Heidelberg (Germany) – Taxes on cigarettes in Germany should rise sharply in order to discourage smoking among the young in particular, cancer researchers said on Wednesday.
“We are proposing a tax increase of 30 per cent in three steps,” Ute Mons, Head of the Cancer-prevention Section of the German Cancer Research Centre (DKFZ), said in the south-western university city of Heidelberg.
Higher prices had a strong deterrent effect, particularly on price-conscious young people; Mons told the DKFZ’s 17th German anti-smoking conference.
Standard cigarettes in Germany cost some 6.50 Euros (7.20 dollars) for a pack of around 20 cigarettes.
Mons called for 2040 to be set as the target for a smoke-free Germany, as Finland has already decided. Increasing taxes was the most effective method, she said.
“Smoking is the most important and avoidable risk factor for non-transmissible diseases, such as cancer, heart and lung illnesses,” she said.

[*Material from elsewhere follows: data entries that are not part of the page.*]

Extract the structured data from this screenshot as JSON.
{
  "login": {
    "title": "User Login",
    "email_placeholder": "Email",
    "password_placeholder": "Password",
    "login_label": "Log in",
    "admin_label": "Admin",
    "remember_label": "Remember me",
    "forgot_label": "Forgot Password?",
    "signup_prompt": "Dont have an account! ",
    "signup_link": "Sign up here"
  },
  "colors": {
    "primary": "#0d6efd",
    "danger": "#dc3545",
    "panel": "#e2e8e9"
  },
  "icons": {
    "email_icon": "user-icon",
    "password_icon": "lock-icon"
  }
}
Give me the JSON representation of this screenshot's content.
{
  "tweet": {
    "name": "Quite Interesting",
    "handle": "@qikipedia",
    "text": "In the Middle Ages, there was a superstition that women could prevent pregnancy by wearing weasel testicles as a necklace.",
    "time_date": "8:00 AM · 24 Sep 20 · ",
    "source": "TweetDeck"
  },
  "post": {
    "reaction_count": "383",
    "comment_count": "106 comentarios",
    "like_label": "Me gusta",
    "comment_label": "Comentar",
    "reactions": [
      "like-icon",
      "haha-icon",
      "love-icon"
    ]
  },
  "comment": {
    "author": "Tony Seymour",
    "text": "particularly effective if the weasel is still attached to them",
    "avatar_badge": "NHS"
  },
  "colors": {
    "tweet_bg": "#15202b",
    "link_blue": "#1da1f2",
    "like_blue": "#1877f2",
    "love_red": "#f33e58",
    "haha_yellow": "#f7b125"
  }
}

Mons put deaths from smoking – with 26 per cent of men and 18.5 per cent of women in Germany indulging – at 120,000 per year.
Tobias Effertz of Hamburg University estimates that the economic costs of smoking have risen from almost 80 billion euros in 2008 to 97.2 billion euros in 2018.
If these costs were included in the price, it would rise to 14 euros for a pack.